Si Exo One rappellera les jeux de courses futuristes à la WipeOut, on pensera aussi à un classique du jeu d’arcade : Marble Madness, signé Atari, et sorti en 1984. Le jeu, programmé par Marc Cerny – concepteur de la PlayStation 5 et donc désormais superstar du jeu vidéo – propose de contrôler une bille (marble, en anglais) dans des labyrinthes en 3D isométriques. C’est probablement le premier jeu qui simulera des lois physiques, les pentes ayant une réelle influence sur la course de la bille.

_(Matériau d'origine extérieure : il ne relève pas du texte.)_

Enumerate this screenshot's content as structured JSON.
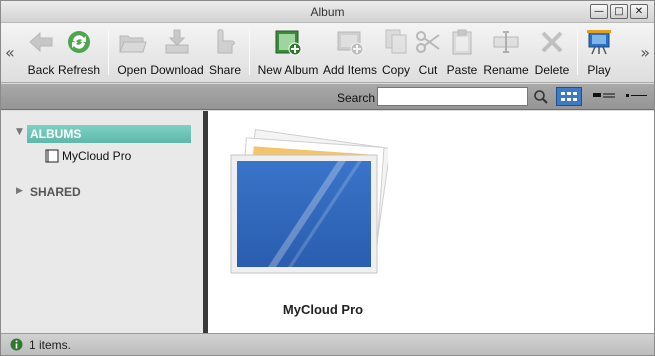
{
  "window": {
    "title": "Album",
    "controls": [
      "minimize",
      "maximize",
      "close"
    ]
  },
  "toolbar": {
    "scroll_left_icon": "double-chevron-left",
    "scroll_right_icon": "double-chevron-right",
    "buttons": [
      {
        "label": "Back",
        "icon": "back-arrow-icon",
        "enabled": false
      },
      {
        "label": "Refresh",
        "icon": "refresh-icon",
        "enabled": true
      },
      {
        "label": "Open",
        "icon": "open-folder-icon",
        "enabled": false
      },
      {
        "label": "Download",
        "icon": "download-icon",
        "enabled": false
      },
      {
        "label": "Share",
        "icon": "share-icon",
        "enabled": false
      },
      {
        "label": "New Album",
        "icon": "new-album-icon",
        "enabled": true
      },
      {
        "label": "Add Items",
        "icon": "add-items-icon",
        "enabled": false
      },
      {
        "label": "Copy",
        "icon": "copy-icon",
        "enabled": false
      },
      {
        "label": "Cut",
        "icon": "cut-icon",
        "enabled": false
      },
      {
        "label": "Paste",
        "icon": "paste-icon",
        "enabled": false
      },
      {
        "label": "Rename",
        "icon": "rename-icon",
        "enabled": false
      },
      {
        "label": "Delete",
        "icon": "delete-icon",
        "enabled": false
      },
      {
        "label": "Play",
        "icon": "play-slideshow-icon",
        "enabled": true
      }
    ]
  },
  "search": {
    "label": "Search",
    "value": "",
    "placeholder": ""
  },
  "view_modes": [
    {
      "name": "grid",
      "selected": true
    },
    {
      "name": "list",
      "selected": false
    },
    {
      "name": "detail",
      "selected": false
    }
  ],
  "sidebar": {
    "sections": [
      {
        "label": "ALBUMS",
        "expanded": true,
        "items": [
          {
            "label": "MyCloud Pro"
          }
        ]
      },
      {
        "label": "SHARED",
        "expanded": false,
        "items": []
      }
    ]
  },
  "content": {
    "items": [
      {
        "label": "MyCloud Pro",
        "type": "album"
      }
    ]
  },
  "status": {
    "text": "1 items.",
    "icon": "info-icon"
  },
  "colors": {
    "selection": "#6cc3b6",
    "accent": "#3c7ac4",
    "splitter": "#3a3a3a"
  }
}
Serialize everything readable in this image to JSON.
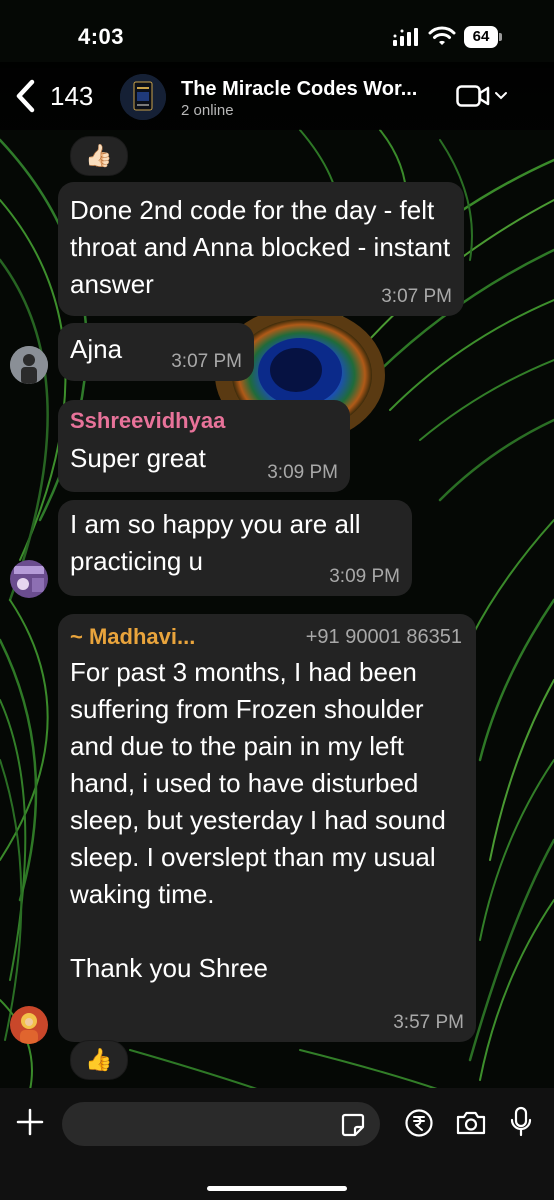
{
  "status_bar": {
    "time": "4:03",
    "battery": "64"
  },
  "header": {
    "back_count": "143",
    "group_name": "The Miracle Codes Wor...",
    "subtitle": "2 online"
  },
  "messages": [
    {
      "text": "Done 2nd code for the day - felt throat and Anna blocked - instant answer",
      "time": "3:07 PM",
      "reaction": "👍🏻"
    },
    {
      "text": "Ajna",
      "time": "3:07 PM"
    },
    {
      "sender": "Sshreevidhyaa",
      "sender_color": "#e8739a",
      "text": "Super great",
      "time": "3:09 PM"
    },
    {
      "text": "I am so happy you are all practicing u",
      "time": "3:09 PM"
    },
    {
      "sender": "~ Madhavi...",
      "sender_color": "#e9a43c",
      "phone": "+91 90001 86351",
      "text": "For past 3 months, I had been suffering from Frozen shoulder and due to the pain in my left hand, i used to have disturbed sleep, but yesterday I had sound sleep. I overslept than my usual waking time.\n\nThank you Shree",
      "time": "3:57 PM",
      "reaction": "👍"
    }
  ],
  "composer": {
    "placeholder": ""
  },
  "colors": {
    "bubble": "#232323",
    "background": "#050805",
    "composer": "#111111"
  }
}
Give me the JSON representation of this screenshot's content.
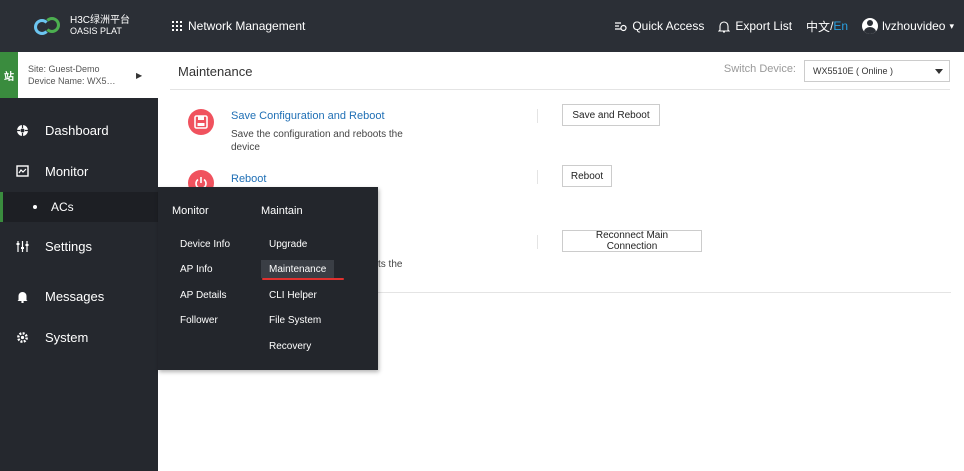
{
  "topbar": {
    "logo_line1": "H3C绿洲平台",
    "logo_line2": "OASIS PLAT",
    "nav_title": "Network Management",
    "quick_access": "Quick Access",
    "export_list": "Export List",
    "lang_zh": "中文",
    "lang_sep": " / ",
    "lang_en": "En",
    "username": "lvzhouvideo"
  },
  "site": {
    "icon_text": "站",
    "site_line": "Site: Guest-Demo",
    "device_line": "Device Name: WX5…"
  },
  "sidebar": {
    "items": [
      {
        "label": "Dashboard",
        "icon": "dashboard-icon"
      },
      {
        "label": "Monitor",
        "icon": "monitor-icon"
      },
      {
        "label": "ACs",
        "icon": "dot"
      },
      {
        "label": "Settings",
        "icon": "settings-icon"
      },
      {
        "label": "Messages",
        "icon": "bell-icon"
      },
      {
        "label": "System",
        "icon": "gear-icon"
      }
    ]
  },
  "main": {
    "title": "Maintenance",
    "switch_label": "Switch Device:",
    "switch_value": "WX5510E ( Online )",
    "operations": [
      {
        "title": "Save Configuration and Reboot",
        "desc_line1": "Save the configuration and reboots the",
        "desc_line2": "device",
        "button": "Save and Reboot"
      },
      {
        "title": "Reboot",
        "button": "Reboot"
      },
      {
        "desc_fragment": "ts the",
        "button": "Reconnect Main Connection"
      }
    ]
  },
  "flyout": {
    "col1_header": "Monitor",
    "col2_header": "Maintain",
    "col1_items": [
      "Device Info",
      "AP Info",
      "AP Details",
      "Follower"
    ],
    "col2_items": [
      "Upgrade",
      "Maintenance",
      "CLI Helper",
      "File System",
      "Recovery"
    ]
  },
  "colors": {
    "topbar_bg": "#2b2f36",
    "sidebar_bg": "#25282e",
    "accent_green": "#3a8c3e",
    "link_blue": "#1f6fb5",
    "icon_red": "#f0525e",
    "underline_red": "#e0312f"
  }
}
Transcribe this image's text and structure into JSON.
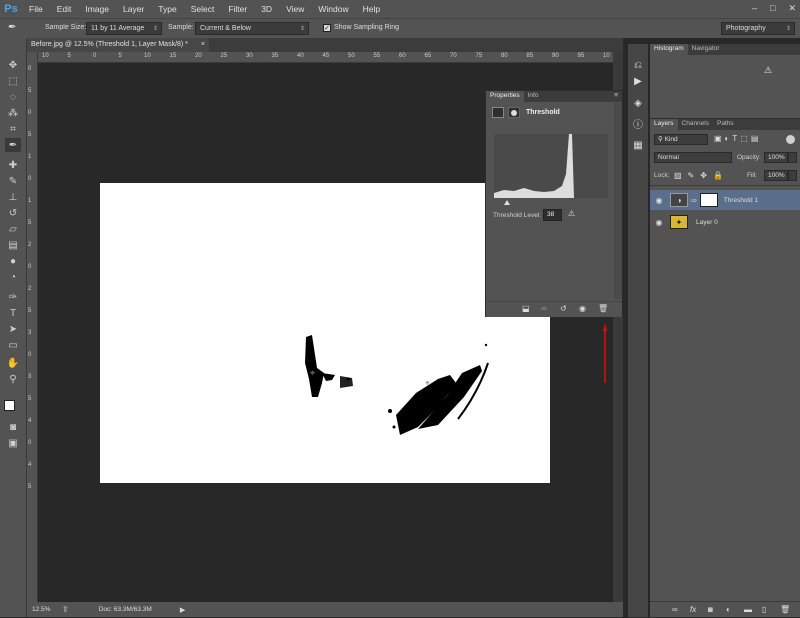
{
  "app": {
    "logo": "Ps"
  },
  "menu": [
    "File",
    "Edit",
    "Image",
    "Layer",
    "Type",
    "Select",
    "Filter",
    "3D",
    "View",
    "Window",
    "Help"
  ],
  "options": {
    "sample_size_label": "Sample Size:",
    "sample_size_value": "11 by 11 Average",
    "sample_label": "Sample:",
    "sample_value": "Current & Below",
    "show_ring_label": "Show Sampling Ring",
    "workspace_value": "Photography"
  },
  "document": {
    "tab_title": "Before.jpg @ 12.5% (Threshold 1, Layer Mask/8) *",
    "close_glyph": "×"
  },
  "ruler_top": [
    "10",
    "5",
    "0",
    "5",
    "10",
    "15",
    "20",
    "25",
    "30",
    "35",
    "40",
    "45",
    "50",
    "55",
    "60",
    "65",
    "70",
    "75",
    "80",
    "85",
    "90",
    "95",
    "10"
  ],
  "ruler_left": [
    "0",
    "5",
    "0",
    "5",
    "1",
    "0",
    "1",
    "5",
    "2",
    "0",
    "2",
    "5",
    "3",
    "0",
    "3",
    "5",
    "4",
    "0",
    "4",
    "5"
  ],
  "status": {
    "zoom": "12.5%",
    "doc": "Doc: 63.3M/63.3M"
  },
  "properties": {
    "tabs": [
      "Properties",
      "Info"
    ],
    "title": "Threshold",
    "threshold_label": "Threshold Level:",
    "threshold_value": "38"
  },
  "right": {
    "histogram_tabs": [
      "Histogram",
      "Navigator"
    ],
    "layers_tabs": [
      "Layers",
      "Channels",
      "Paths"
    ],
    "kind_label": "Kind",
    "blend_mode": "Normal",
    "opacity_label": "Opacity:",
    "opacity_value": "100%",
    "lock_label": "Lock:",
    "fill_label": "Fill:",
    "fill_value": "100%",
    "layers": [
      {
        "name": "Threshold 1"
      },
      {
        "name": "Layer 0"
      }
    ],
    "footer_fx": "fx"
  },
  "colors": {
    "accent": "#4da3e8",
    "arrow": "#d01010",
    "selected_layer": "#5b6e8c"
  }
}
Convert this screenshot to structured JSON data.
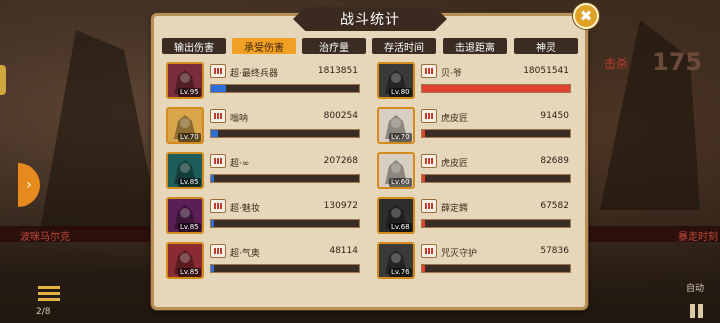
{
  "panel": {
    "title": "战斗统计"
  },
  "close_button": {
    "label": "✖"
  },
  "tabs": [
    {
      "label": "输出伤害",
      "active": false
    },
    {
      "label": "承受伤害",
      "active": true
    },
    {
      "label": "治疗量",
      "active": false
    },
    {
      "label": "存活时间",
      "active": false
    },
    {
      "label": "击退距离",
      "active": false
    },
    {
      "label": "神灵",
      "active": false
    }
  ],
  "left_team": [
    {
      "name": "超·最终兵器",
      "value": "1813851",
      "level": "Lv.95",
      "bar_fraction": 0.1,
      "bar_color": "#2d6fd6",
      "portrait_color": "#7b2c3a"
    },
    {
      "name": "嗡呐",
      "value": "800254",
      "level": "Lv.70",
      "bar_fraction": 0.05,
      "bar_color": "#2d6fd6",
      "portrait_color": "#d8a54b"
    },
    {
      "name": "超·∞",
      "value": "207268",
      "level": "Lv.85",
      "bar_fraction": 0.02,
      "bar_color": "#2d6fd6",
      "portrait_color": "#1e5e5a"
    },
    {
      "name": "超·魅妆",
      "value": "130972",
      "level": "Lv.85",
      "bar_fraction": 0.01,
      "bar_color": "#2d6fd6",
      "portrait_color": "#5b1f55"
    },
    {
      "name": "超·气奥",
      "value": "48114",
      "level": "Lv.85",
      "bar_fraction": 0.005,
      "bar_color": "#2d6fd6",
      "portrait_color": "#8a2a32"
    }
  ],
  "right_team": [
    {
      "name": "贝·爷",
      "value": "18051541",
      "level": "Lv.80",
      "bar_fraction": 1.0,
      "bar_color": "#e2432f",
      "portrait_color": "#3a3a3a"
    },
    {
      "name": "虎皮匠",
      "value": "91450",
      "level": "Lv.70",
      "bar_fraction": 0.006,
      "bar_color": "#e2432f",
      "portrait_color": "#d8cfc2"
    },
    {
      "name": "虎皮匠",
      "value": "82689",
      "level": "Lv.60",
      "bar_fraction": 0.005,
      "bar_color": "#e2432f",
      "portrait_color": "#d8cfc2"
    },
    {
      "name": "薛定鳄",
      "value": "67582",
      "level": "Lv.68",
      "bar_fraction": 0.004,
      "bar_color": "#e2432f",
      "portrait_color": "#2e2e2e"
    },
    {
      "name": "咒灭守护",
      "value": "57836",
      "level": "Lv.76",
      "bar_fraction": 0.003,
      "bar_color": "#e2432f",
      "portrait_color": "#3a3a3a"
    }
  ],
  "background": {
    "left_unit_label": "波咪马尔克",
    "right_unit_label": "暴走时刻",
    "kill_label": "击杀",
    "kill_count": "175",
    "auto_label": "自动",
    "counter_label": "2/8"
  }
}
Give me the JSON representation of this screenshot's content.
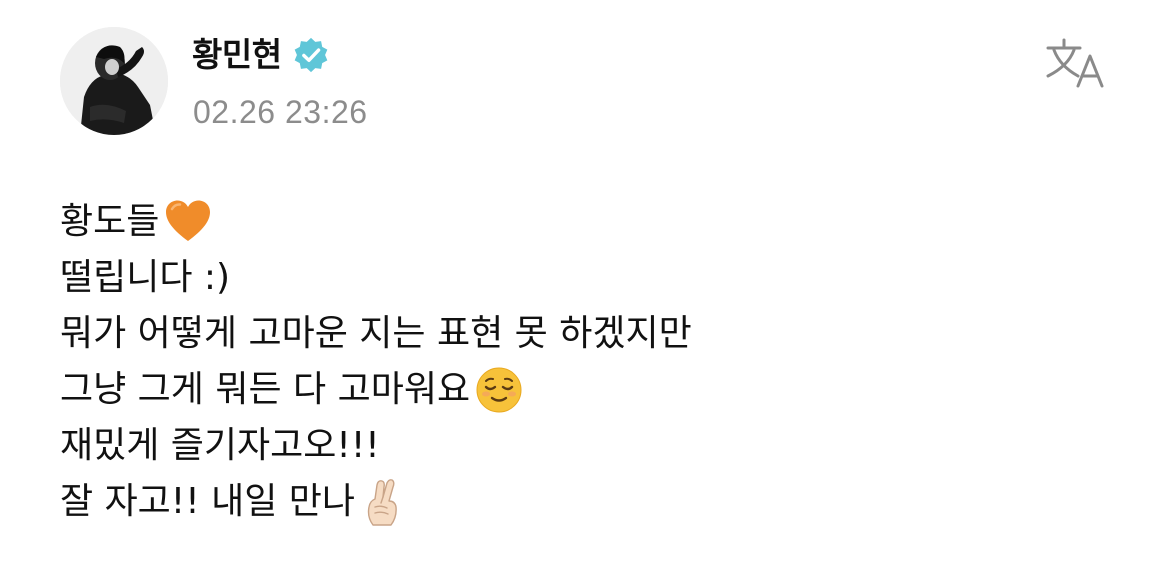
{
  "author": {
    "name": "황민현",
    "verified": true,
    "avatar_icon": "profile-photo",
    "verified_icon": "verified-badge-icon",
    "verified_color": "#5fc6d8"
  },
  "post": {
    "timestamp": "02.26 23:26",
    "lines": [
      {
        "text": "황도들",
        "emoji": "orange-heart"
      },
      {
        "text": "떨립니다 :)",
        "emoji": null
      },
      {
        "text": "뭐가 어떻게 고마운 지는 표현 못 하겠지만",
        "emoji": null
      },
      {
        "text": "그냥 그게 뭐든 다 고마워요",
        "emoji": "relieved-face"
      },
      {
        "text": "재밌게 즐기자고오!!!",
        "emoji": null
      },
      {
        "text": "잘 자고!! 내일 만나",
        "emoji": "crossed-fingers-light-skin"
      }
    ]
  },
  "toolbar": {
    "translate_icon": "translate-icon"
  },
  "colors": {
    "text": "#111111",
    "timestamp": "#8c8c8c",
    "icon": "#888888",
    "heart": "#f08c2a",
    "face": "#f7c23a"
  }
}
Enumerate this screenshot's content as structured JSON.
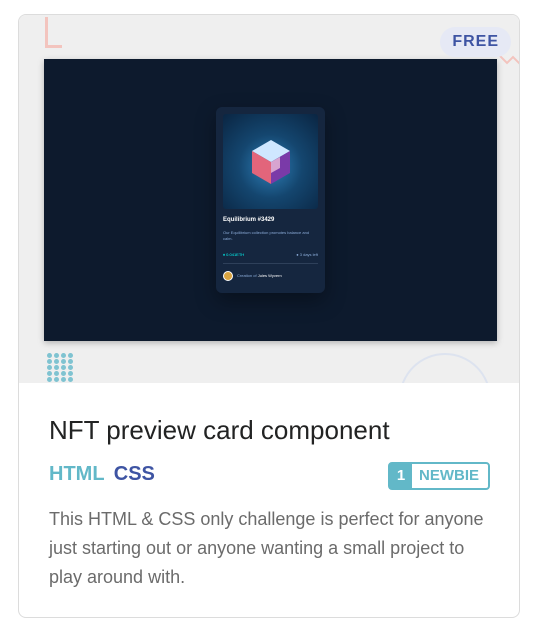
{
  "badge": {
    "label": "FREE"
  },
  "preview_card": {
    "title": "Equilibrium #3429",
    "description": "Our Equilibrium collection promotes balance and calm.",
    "price": "0.041ETH",
    "time_left": "3 days left",
    "creator_prefix": "Creation of",
    "creator_name": "Jules Wyvern"
  },
  "challenge": {
    "title": "NFT preview card component",
    "tags": [
      "HTML",
      "CSS"
    ],
    "level_number": "1",
    "level_label": "NEWBIE",
    "description": "This HTML & CSS only challenge is perfect for anyone just starting out or anyone wanting a small project to play around with."
  },
  "colors": {
    "html_tag": "#62b8c8",
    "css_tag": "#3e54a3",
    "badge_bg": "#e6e9f5",
    "preview_bg": "#0d1a2d"
  },
  "icons": [
    "ethereum-icon",
    "clock-icon",
    "avatar"
  ]
}
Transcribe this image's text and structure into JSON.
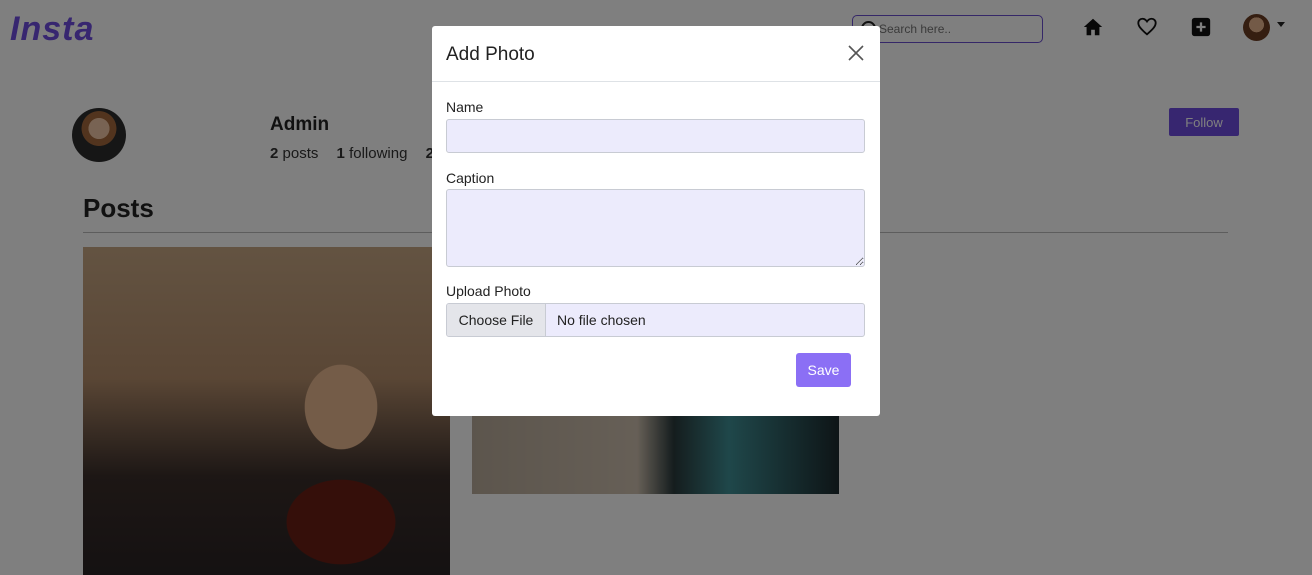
{
  "navbar": {
    "logo": "Insta",
    "search_placeholder": "Search here.."
  },
  "profile": {
    "username": "Admin",
    "posts_count": "2",
    "posts_label": "posts",
    "following_count": "1",
    "following_label": "following",
    "followers_count": "2",
    "follow_label": "Follow"
  },
  "posts_section": {
    "title": "Posts"
  },
  "modal": {
    "title": "Add Photo",
    "name_label": "Name",
    "name_value": "",
    "caption_label": "Caption",
    "caption_value": "",
    "upload_label": "Upload Photo",
    "choose_file_label": "Choose File",
    "file_status": "No file chosen",
    "save_label": "Save"
  },
  "colors": {
    "brand": "#6f4de0",
    "save_button": "#8b6ff5",
    "input_background": "#ecebfc",
    "backdrop": "rgba(0,0,0,0.5)"
  },
  "icons": [
    "search-icon",
    "home-icon",
    "heart-icon",
    "add-square-icon",
    "chevron-down-icon",
    "close-icon"
  ]
}
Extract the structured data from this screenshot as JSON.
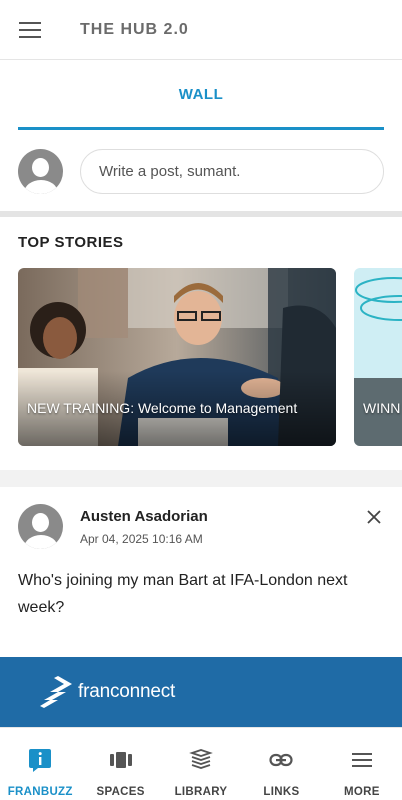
{
  "header": {
    "title": "THE HUB 2.0"
  },
  "tabs": [
    {
      "label": "WALL",
      "active": true
    }
  ],
  "composer": {
    "placeholder": "Write a post, sumant."
  },
  "top_stories": {
    "title": "TOP STORIES",
    "items": [
      {
        "caption": "NEW TRAINING: Welcome to Management"
      },
      {
        "caption": "WINN"
      }
    ]
  },
  "post": {
    "author": "Austen Asadorian",
    "date": "Apr 04, 2025 10:16 AM",
    "body": "Who's joining my man Bart at IFA-London next week?"
  },
  "banner": {
    "brand": "franconnect"
  },
  "bottom_nav": [
    {
      "label": "FRANBUZZ",
      "icon": "franbuzz-icon",
      "active": true
    },
    {
      "label": "SPACES",
      "icon": "spaces-icon",
      "active": false
    },
    {
      "label": "LIBRARY",
      "icon": "library-icon",
      "active": false
    },
    {
      "label": "LINKS",
      "icon": "links-icon",
      "active": false
    },
    {
      "label": "MORE",
      "icon": "more-icon",
      "active": false
    }
  ],
  "colors": {
    "accent": "#1a90c8",
    "banner": "#1f6ba6",
    "text": "#222222"
  }
}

Difficile de ne pas voir en Exo One une version « nouvelle génération » de Marble Madness. D’autant que, passée la sidération qu’imposent la beauté de ses décors et la maestria du sound design, on voit pointer derrière chaque planète un niveau de jeu d’arcade, avec un gameplay à chaque fois un peu différent, dans les possibilités de contrôle de la boule, ou dans les objectifs qui nous sont donnés.
Parmi les autres références qu’on trouvera semées dans Exo One, on se doit aussi de citer celui qui est probablement l’écrivain le plus convoqué par le jeu vidéo : Howard Phillips Lovecraft. Les constructions monumentales qu’on croisera sur certaines planètes nous rappelleront en effet les cités cyclopéennes du Mythe de Cthulhu, et attesteront de la présence de quelqu’un, ou de quelque chose, qui existe à une autre échelle que celle de l’être humain… De Marble Madness à simplement madness, de quoi troubler encore un peu plus le joueur.
Exo One est autant un OVNI (et c’est le cas de le dire !) qu’un pur moment de jeu vidéo. Avec très peu d’indications, le jeu arrive à nous faire comprendre ce qu’on est censé faire, et à nous raconter son épopée tragique. Grisé par la vitesse, hypnotisé par ses décors (réalisés entre autres grâce à des technologies de la NASA), on est aussi troublé par la présence d’étranges bâtiments, et le sentiment que cette épopée vogue vers un destin funeste.
On est un peu le Major Tom de Space Oddity, « sitting in a tin can / Far above the world », ou le témoin de son dernier voyage. Car à travers la grille qui barre notre écran, on comprend qu’on n’est pas tout à fait dans la sphère. Mais alors où ? Qui ? Troublant, fascinant.